What do informal carers need?
In Europe, 80% of all care is provided by informal carers – i.e. people providing usually unpaid care to someone with a chronic disease, disability or any other long-lasting health or care need, outside of a professional or formal framework. Although carers are the cornerstone of our long-term care systems, their contribution is seldom acknowledged and their needs rarely discussed. Yet, current societal trends (including notably the ageing of our societies, the increasing occurrence of comorbidity among dependent people, and the increasing mobility and changes in family structures) put informal carers under excessive pressure. The sustainability of their effort is at stake and without adequate support, these people are likely to reach a breaking point and become unable to provide quality care anymore.

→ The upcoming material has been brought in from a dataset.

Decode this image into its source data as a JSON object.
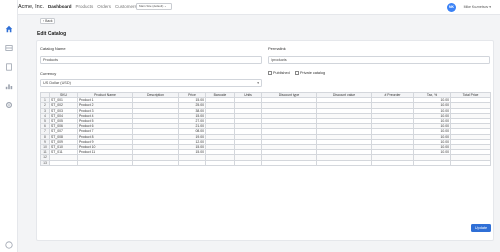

Some policies and practices have been developed to address this reality, mostly at local level, but they remain largely insufficient, extremely fragmented, geographically uneven and not always sustainable.
While caring for a relative can bring a lot of personal satisfaction, the task is often taken up without any preliminary preparation, in the context of a crisis, by a relative who may already have other family or employment obligations. This can generate personal costs as being a carer is often associated with poverty, physical and mental health problems, isolation, employment-related issues and financial worries.

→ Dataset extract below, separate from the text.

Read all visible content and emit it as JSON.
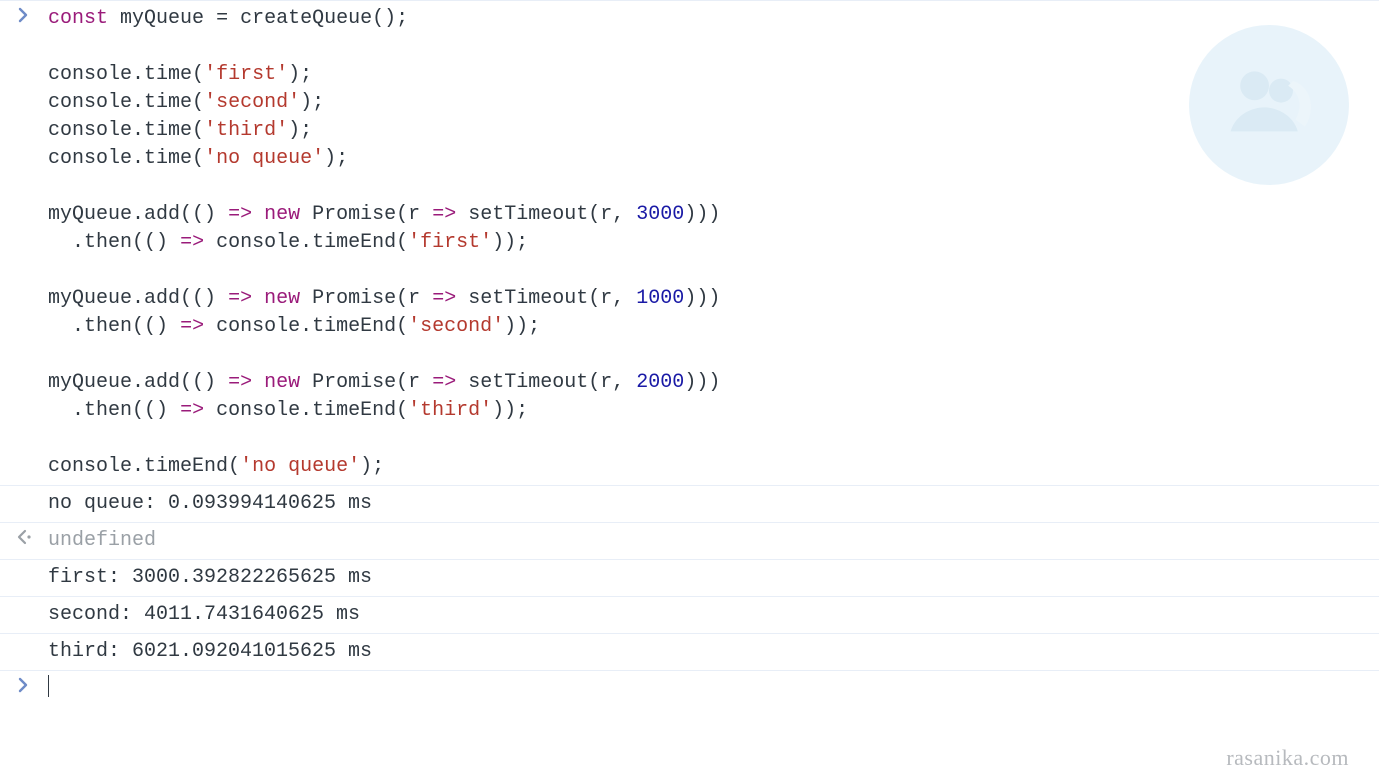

For more in-depth information, we invite you to read the Eurocarers’ briefing on “What do informal carers need? Towards a fair and rights-based deal“.
Internal resources
Informal carers may not be able to find or stay in other formal work, and so may pay little or nothing in taxes and social contributions. Informal carers, and especially women, have been found to be at higher risk of poverty, reflecting a weaker attachment to the labour force and hence the accrual of lower pension entitlements. Viitanen (2005), in a study of 13 EU countries, found that single women with care responsibilities for older people incur a greater risk of old–age poverty. Intensive carers tend to have lower income than non-intensive carers: 60% of them are in the first and second income quintiles compared to 40% of non-intensive carers. Unless there is good access to formal care support and policies enabling people to combine work and family responsibilities, as in some Northern European countries, care can entail substantial economic sacrifice; informal carers may be forced to cut down their working time or leave paid employment altogether. Obligations to look after elderly relatives can also cause poverty when informal carers reach pensionable age, unless arrangements have been made to help them to reconcile family and care responsibilities and (as in Germany and Slovakia, for example) to build up pension rights.